The next anniversary of the coup in 1991, which failed but at the same time accelerated the dissolution of the USSR, will be on 19 August. Putin considers the dissolution of the USSR a geopolitical catastrophe, and some people think he'd like to revive the Union, maybe with the name ''Eurasian''. Do you think he would really like to rule a country with Belarus, Kazakhstan, Kyrgyzstan in it? Because the lands are gathered – Crimea is Russian, Abkhazia with South Ossetia are within Russian influence.

I have no doubt he would like to. I don't think he wants it personally: it's an interest of a group of the new political elite that came together with Putin, such people as Sergey Ivanov, Igor Sechin, Vladimir Yakunin. They are focused on expansion. It seems to them the more territories they control, the more Russia is respected. This makes sense.

But I want to pay attention to another thing. Putin only virtualised the USSR! What is South Ossetia? It's a ''little toe'' that was thrown over the Caucasian range. What is Abkhazia? It's a ''black hole'' that needs money to be invested in like South Ossetia. What is Crimea? It's what needs to be paid 100 billion rubles a year with costs on the bridge, with costs for sanctions. It means there won't be paid additional money to Yakutia's budget for a needed bridge across the Lena River. And that Russia lost Ukraine is allegedly an evil intrigue of the Americans. But people don't talk about it!

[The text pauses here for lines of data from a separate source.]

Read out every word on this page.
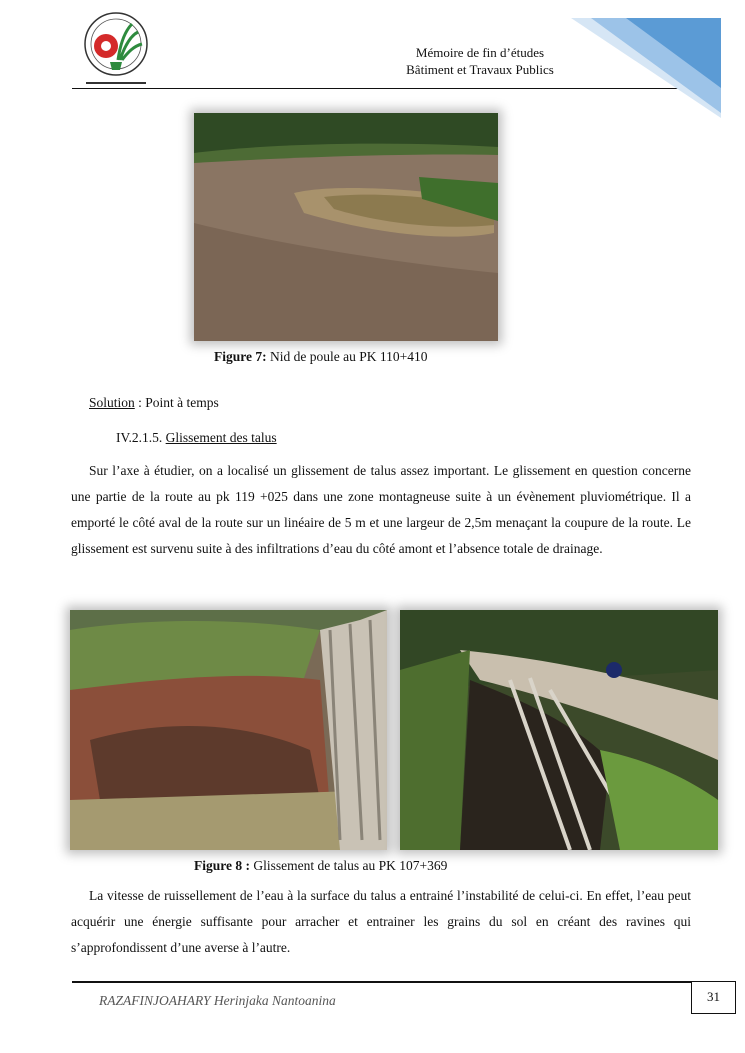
Mémoire de fin d’études
Bâtiment et Travaux Publics
Figure 7: Nid de poule au PK 110+410
Solution : Point à temps
IV.2.1.5. Glissement des talus

Sur l’axe à étudier, on a localisé un glissement de talus assez important. Le glissement en question concerne une partie de la route au pk 119 +025 dans une zone montagneuse suite à un évènement pluviométrique. Il a emporté le côté aval de la route sur un linéaire de 5 m et une largeur de 2,5m menaçant la coupure de la route. Le glissement est survenu suite à des infiltrations d’eau du côté amont et l’absence totale de drainage.

Figure 8 : Glissement de talus au PK 107+369

La vitesse de ruissellement de l’eau à la surface du talus a entrainé l’instabilité de celui-ci. En effet, l’eau peut acquérir une énergie suffisante pour arracher et entrainer les grains du sol en créant des ravines qui s’approfondissent d’une averse à l’autre.

RAZAFINJOAHARY Herinjaka Nantoanina	31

''What is Crimea? It's what needs to be paid 100 billion rubles a year with costs on the bridge, with costs for sanctions. It means there won't be paid additional money to Yakutia's budget for a needed bridge across the Lena River.'' Photo: Aydar Sagdeyev

When talks about a possible dissolution of Russia appear among experts, do people rather scare citizens or is there any sense?

No, they don't scare. We already mentioned with you the dissolution of the USSR injured few people in 1991. People said: ''Why the hell do we need this Tadzhikistan, we need goods in the shop''. And now people start to miss Tadzhikistan again. In the virtual space, Putin really strengthens the country. But, as a geographer, I think he's laying foundation of his further weakness. Why? The transport infrastructure of regions doesn't almost develop, if so, there is a gap in Siberia and the Far East. People can't afford a flight to Moscow.

Not transport infrastructure is the problem – it has always been so in Russia. The worst thing is that we don't have alternative economic growth centres. Resources are too centralised in Russia. And these resources aren't used for the citizens' well-being but the solution of problems of the vertical. In the USSR, these tasks were military (they are gradually becoming military too now), money was spent on rockets, submarines, and, for instance, regions were on the second, fifth, sixth place like ''what will happen to them, they won't disappear''. And now we are making the same mistake that the USSR did. If we want centralisation like in the USSR, regions will be underfed.

Let's remember, indeed, we had 25 donor regions in the poor 90s, and now we have only 10, including your Tatarstan. The verticalisation will go on, there will be presupposed a risk of a very steep and close dissolution of the country. Without having institutions eliminating such risks, which pay attention to difficulties and make respect them – the strong Federal Assembly, strong governors – the country has accumulated domestic contradictions. And everything collapses one day. This is how it happened in the republics of the Union on the eve of the USSR's dissolution.